Ивану Штарку все время приходится иметь дело с коллекционерами. Еще какие-то десять лет назад они не стеснялись признаться, что одержимы страстью: если уж любят Шагала, то готовы отдать последнее за очередную летающую корову или скрипача-оборванца, если собирают мейсенский фарфор — то румяными пастушками занят каждый квадратный сантиметр и дома, и в кабинете. Теперь страсть не в моде: ее победил рационализм. Коллекция может и должна быть прибыльным предприятием: каждую вещь надо выбирать с таким расчетом, чтобы со временем она дорожала и приносила владельцу ежегодный процент, как вклад в банке. Хобби серьезного человека — это не слабость, а выход для творческой энергии, которая всегда созидательна, а значит, не может приносить убытка.

Работа Ивана — помогать серьезным людям в постановке страстей на рациональные рельсы, превращать мимолетные прихоти в бизнес-предприятия всем на зависть, показывать, что меценатство и подвижничество — всего лишь маски дальновидности.

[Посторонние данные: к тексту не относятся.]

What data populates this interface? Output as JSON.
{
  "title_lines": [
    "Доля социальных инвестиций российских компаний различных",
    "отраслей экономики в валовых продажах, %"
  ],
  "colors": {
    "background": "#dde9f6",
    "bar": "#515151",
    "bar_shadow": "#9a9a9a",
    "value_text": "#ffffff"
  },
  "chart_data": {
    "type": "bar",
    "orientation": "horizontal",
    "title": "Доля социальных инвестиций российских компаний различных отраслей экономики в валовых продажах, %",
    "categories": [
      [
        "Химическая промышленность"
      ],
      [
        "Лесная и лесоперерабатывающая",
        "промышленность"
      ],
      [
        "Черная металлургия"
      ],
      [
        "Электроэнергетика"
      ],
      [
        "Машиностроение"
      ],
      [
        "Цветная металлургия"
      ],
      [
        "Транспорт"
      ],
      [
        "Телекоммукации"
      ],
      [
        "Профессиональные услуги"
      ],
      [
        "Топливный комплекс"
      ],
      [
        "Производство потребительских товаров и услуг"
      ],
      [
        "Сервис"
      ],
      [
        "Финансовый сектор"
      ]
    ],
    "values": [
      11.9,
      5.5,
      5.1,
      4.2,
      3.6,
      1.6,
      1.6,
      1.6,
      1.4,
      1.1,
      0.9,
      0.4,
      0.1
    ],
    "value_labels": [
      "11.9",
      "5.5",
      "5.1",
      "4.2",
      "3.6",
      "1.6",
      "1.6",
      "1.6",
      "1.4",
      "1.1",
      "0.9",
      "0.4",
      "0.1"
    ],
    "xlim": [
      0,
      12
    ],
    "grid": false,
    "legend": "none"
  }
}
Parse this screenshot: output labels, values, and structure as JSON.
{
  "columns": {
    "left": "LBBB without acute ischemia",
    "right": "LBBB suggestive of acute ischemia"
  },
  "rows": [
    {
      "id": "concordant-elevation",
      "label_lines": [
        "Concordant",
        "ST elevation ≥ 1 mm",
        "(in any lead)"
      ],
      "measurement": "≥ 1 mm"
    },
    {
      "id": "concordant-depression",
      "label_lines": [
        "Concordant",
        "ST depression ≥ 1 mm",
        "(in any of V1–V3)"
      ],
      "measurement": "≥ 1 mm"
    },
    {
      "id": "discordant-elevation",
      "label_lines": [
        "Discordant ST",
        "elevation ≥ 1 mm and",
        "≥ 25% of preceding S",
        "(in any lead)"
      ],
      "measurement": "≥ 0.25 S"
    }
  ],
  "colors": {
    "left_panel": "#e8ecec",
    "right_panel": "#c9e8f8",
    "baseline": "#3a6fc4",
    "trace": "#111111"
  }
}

Недавно один клиент попросил Ивана проработать шоколадный магазин в Шайи-ан-Бьер с собственным производством. Оказался там случайно, проездом из долины Луары в Париж, купил конфеты для дочки, и теперь она их все время просит. Но кондитер отказывался доставлять бонбоны в Москву, утверждая, что они плохо переносят полеты. Клиент поборол первый импульс просто запустить в упрямца деньгами и купить лавку и попросил Ивана собрать информацию: какие у лавки прямые конкуренты в округе, не мешает ли ей соседний «Карфур», не падает ли спрос на шоколад в дальних пригородах Парижа. И представить расчет справедливой цены. Кондитер торговался страстно, но внял доводам рассудка и со слезами на глазах подписал бумаги.

Другой клиент сходил с ума по тибетским иконам тангка. Но сделал над собой усилие, сохранил рассудок и отправил Ивана в Непал, где много тибетских эмигрантов, а русскому не требуется спецразрешение на визит, как в Тибете. Иван должен был найти мастерскую по производству тангка, которая не только гордилась бы качеством своей работы, но и обладала отлаженной системой сбыта. И, конечно, обеспечивала владельцу искомый уровень прибыли. Штарк подошел к делу добросовестно и вернулся через месяц. Пока клиент изучал подробный отчет о рынке тангка и варианты приобретений, Иван перебирал четки и бормотал «Ом мани падме хум». В Бхаратпуре, увидев в центре тангка петуха, змею и свинью, образующих круг то ли взаимного пожирания, то ли взаимного порождения, Штарк поинтересовался смыслом аллегории и узнал про три яда: неудержимое желание, агрессию и невежество. Будь все его клиенты буддистами, Иван объяснял бы им, что его функция — поиск противоядия от всех трех.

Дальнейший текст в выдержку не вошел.